Welcome to the forum, feel free to post photos of your Triumph, I used to have a Spitfire that I rebuilt after pulling it out of a farmer's field. I loved it but when I moved I didn't have anyplace to put it.
Hi, I had many small chassis Triumphs including Spitfires, great little cars, my Dolomite is my daily driver for shopping etc, it's no show car, but great fun.
Wow, I really like those and non-existant here. The collector's word is that everyone trashed the "daily-drivers" and some of the cars we used to see all of the time are gone now. Those have classic lines, is it Italian Designed? There was a Stag for sale here about 10 years ago, mint condition because nobody drive them in the winter, I didn't have the room at the time.
By Giovanni Michelotti, same as the Stag , GT6, Fury , etc, luckily the parts are available and cheap so they are easy to keep on the road if you can stop them rusting.
I haven't seen one of those for years. In the early 1980s a friend up the road from where I lived had a 1500 or similar which he was trying to turn into a Dolomite Sprint. Many a Saturday morning the doorbell would ring and there would be Paddy asking "Can you take me to the scrappy to get some parts for my car." I recall we once brought a bonnet (hood) home in my MK1 Escort once. He also had a Honda N600. Neither ran properly for long. Back then you culd buy cars like that for far less than it would cost to repair them which is why so few are left. p.s. Regarding the infamous Triumph Stag. When I bought my Escort it came with a third party warranty. Among the list of exclusions "Rallying, Commercial use" etc was "Triumph Stags".

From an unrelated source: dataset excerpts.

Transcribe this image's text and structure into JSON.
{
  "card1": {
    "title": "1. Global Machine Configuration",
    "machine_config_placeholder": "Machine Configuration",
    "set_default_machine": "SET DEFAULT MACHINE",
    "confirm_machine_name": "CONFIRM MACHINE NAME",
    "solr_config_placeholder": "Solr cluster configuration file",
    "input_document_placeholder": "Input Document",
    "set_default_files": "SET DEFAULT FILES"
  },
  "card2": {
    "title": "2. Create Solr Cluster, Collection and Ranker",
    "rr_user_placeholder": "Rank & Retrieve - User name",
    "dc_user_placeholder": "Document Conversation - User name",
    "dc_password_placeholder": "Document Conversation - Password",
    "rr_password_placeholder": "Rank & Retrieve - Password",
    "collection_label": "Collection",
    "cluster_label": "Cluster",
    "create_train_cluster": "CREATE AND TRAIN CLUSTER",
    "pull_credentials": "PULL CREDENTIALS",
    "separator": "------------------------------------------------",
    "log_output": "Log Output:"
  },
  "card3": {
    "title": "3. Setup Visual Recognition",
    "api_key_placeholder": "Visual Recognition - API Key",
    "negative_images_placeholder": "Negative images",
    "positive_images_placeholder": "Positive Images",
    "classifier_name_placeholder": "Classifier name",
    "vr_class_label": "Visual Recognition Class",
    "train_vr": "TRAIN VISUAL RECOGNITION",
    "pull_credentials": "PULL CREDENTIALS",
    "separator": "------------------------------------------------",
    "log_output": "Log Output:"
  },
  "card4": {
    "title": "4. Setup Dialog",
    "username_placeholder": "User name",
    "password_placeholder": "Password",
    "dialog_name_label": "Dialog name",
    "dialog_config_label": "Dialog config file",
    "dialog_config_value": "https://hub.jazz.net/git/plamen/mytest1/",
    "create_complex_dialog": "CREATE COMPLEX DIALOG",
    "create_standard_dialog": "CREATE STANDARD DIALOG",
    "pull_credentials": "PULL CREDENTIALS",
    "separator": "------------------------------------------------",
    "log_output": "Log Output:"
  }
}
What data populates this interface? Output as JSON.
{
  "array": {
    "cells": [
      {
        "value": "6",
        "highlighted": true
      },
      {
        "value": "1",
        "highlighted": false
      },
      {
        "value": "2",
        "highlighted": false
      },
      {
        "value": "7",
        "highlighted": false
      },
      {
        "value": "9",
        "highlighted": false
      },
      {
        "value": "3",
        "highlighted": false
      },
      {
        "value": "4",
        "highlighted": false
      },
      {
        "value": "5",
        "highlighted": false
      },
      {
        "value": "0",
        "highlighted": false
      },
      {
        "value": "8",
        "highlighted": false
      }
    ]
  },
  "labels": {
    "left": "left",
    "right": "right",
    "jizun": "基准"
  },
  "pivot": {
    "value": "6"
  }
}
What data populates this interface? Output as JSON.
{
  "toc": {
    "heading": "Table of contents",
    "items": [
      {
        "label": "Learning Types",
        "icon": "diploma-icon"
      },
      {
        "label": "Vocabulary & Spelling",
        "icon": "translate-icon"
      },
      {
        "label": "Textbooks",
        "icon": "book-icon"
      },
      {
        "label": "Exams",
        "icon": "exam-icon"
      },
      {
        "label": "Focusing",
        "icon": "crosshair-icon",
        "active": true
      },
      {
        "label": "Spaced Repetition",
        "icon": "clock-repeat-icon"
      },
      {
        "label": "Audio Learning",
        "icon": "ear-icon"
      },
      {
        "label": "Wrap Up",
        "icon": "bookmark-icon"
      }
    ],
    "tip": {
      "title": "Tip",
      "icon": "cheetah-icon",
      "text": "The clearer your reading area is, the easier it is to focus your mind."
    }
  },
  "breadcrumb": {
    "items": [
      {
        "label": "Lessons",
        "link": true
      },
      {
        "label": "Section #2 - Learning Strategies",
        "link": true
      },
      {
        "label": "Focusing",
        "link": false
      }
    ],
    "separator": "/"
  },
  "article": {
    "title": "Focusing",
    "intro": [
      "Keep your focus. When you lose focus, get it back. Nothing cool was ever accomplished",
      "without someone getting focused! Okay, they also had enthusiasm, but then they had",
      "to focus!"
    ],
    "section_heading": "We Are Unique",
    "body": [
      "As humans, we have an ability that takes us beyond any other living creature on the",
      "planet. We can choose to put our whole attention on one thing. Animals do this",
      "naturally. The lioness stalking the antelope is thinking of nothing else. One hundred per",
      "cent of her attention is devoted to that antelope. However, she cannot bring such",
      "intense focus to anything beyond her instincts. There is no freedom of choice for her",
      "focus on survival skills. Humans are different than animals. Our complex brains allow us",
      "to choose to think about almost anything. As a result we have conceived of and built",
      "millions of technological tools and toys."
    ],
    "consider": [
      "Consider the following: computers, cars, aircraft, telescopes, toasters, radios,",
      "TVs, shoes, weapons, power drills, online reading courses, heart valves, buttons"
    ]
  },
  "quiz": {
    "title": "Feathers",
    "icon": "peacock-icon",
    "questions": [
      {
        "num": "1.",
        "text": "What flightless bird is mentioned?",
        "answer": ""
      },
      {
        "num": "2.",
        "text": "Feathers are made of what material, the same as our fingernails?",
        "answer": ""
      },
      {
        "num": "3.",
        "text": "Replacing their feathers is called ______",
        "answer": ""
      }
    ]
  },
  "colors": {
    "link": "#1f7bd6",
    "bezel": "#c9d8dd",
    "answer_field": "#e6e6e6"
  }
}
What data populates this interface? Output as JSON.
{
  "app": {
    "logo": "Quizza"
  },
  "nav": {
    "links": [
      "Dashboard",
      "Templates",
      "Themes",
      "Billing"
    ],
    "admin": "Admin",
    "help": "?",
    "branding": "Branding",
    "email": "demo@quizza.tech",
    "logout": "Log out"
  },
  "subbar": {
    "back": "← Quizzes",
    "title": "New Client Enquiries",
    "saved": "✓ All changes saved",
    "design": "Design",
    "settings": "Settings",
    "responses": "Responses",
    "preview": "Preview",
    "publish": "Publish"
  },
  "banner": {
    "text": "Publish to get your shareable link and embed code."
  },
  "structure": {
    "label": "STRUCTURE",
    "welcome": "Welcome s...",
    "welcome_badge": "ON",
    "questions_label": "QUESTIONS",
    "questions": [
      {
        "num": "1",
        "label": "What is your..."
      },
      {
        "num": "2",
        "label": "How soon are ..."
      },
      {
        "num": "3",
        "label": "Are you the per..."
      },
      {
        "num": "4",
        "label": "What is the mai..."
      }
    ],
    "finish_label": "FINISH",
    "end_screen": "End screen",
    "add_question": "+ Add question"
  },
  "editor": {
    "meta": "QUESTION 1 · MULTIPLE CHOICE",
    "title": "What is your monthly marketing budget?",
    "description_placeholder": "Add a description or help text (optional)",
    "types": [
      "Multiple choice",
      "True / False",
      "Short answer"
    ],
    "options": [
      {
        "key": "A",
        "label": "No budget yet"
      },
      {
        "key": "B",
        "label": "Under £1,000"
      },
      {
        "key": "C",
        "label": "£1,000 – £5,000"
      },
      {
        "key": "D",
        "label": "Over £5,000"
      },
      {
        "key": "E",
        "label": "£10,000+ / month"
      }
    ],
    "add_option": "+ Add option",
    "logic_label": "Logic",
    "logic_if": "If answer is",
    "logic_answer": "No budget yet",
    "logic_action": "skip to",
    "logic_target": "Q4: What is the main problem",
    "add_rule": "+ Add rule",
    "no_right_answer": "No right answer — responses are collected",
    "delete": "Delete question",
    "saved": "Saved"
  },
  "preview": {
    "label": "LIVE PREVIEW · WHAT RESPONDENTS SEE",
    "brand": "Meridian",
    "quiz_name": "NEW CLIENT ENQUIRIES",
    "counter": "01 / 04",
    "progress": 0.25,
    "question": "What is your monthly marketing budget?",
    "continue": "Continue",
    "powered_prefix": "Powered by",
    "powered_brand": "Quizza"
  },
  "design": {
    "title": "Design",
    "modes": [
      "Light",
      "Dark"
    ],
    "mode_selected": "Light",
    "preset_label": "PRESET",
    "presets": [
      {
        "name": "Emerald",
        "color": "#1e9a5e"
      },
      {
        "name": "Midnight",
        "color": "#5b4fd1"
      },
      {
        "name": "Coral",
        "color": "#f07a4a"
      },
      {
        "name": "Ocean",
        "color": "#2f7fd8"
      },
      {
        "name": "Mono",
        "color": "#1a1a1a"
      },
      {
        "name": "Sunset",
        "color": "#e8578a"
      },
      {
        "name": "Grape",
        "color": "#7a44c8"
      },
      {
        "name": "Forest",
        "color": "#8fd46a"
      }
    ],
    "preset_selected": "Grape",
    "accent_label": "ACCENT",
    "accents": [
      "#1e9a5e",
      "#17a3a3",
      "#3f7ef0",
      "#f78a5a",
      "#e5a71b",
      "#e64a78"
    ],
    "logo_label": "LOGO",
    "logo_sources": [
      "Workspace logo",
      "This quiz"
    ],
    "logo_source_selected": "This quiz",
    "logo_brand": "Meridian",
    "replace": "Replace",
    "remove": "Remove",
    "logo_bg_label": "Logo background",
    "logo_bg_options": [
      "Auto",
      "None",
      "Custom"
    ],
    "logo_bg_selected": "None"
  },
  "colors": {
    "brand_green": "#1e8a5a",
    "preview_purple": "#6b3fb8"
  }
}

Mines a 1500HL, reliable now it has electronic ignition and fuel pump, The Sprint's were a bit fragile, the Stag had a bad reputation but properly sorted they are lovely cars, and sound great.
I just found this explaining the reliability problems https://driving.ca/auto-news/entertainment/triumphs-v8-the-worst-engine-ever-made Of course some people in the USA claim the Northstar engine is the worst. The problem with those is getting the head studs to stay in the block.
That's really worst case scenario. The design wasn't perfect, but production problems caused a lot of the issues. Once properly sorted they are fine. oddly I worked at a Triumph dealership from the late 70s and I rarely saw one in for repair.
So many issues but a lot of engines do, like steve.55 says, most of the time it doesn't effect them but sometimes it seems like all of the issues hit at the same time, the high water pump would have drove me nuts. I still love all of those cars, maybe it was the Triumph Dealership down the street from my house, it only last a few years in the mid-70's but I remember the line of Spitfires out front on the street. We had the same problem with rust, maybe worse, nothing was the same after three winters.
The issues only seemed to be on the V8 engine. Last week I watched an interesting video which explained that Saab used the four cylinder Triumph engines very successfully As for rust that was what finished most cars off in the U.K. even though to the 1990s. A friend had a Triumph Acclaim (U.K. built Honda AKA) which got scrapped at about 15 years old and at 70000 miles in perfect mechanical running order. The problem was all the rust holes in the body.
My first Dolomite was scrapped when it was 9 years old due to rust. Most cars of that era left the factory with no rust proofing or underseal, the UK saw worse rust as we use salt on the roads unike Japan etc, mine has only lasted as I don't use t when the roads have been gritted, once it's rained to wash the salt away I 'm out again. Italian cars seemed to use thinner steel, they were fine in Italy, but rusted like crazy in the UK.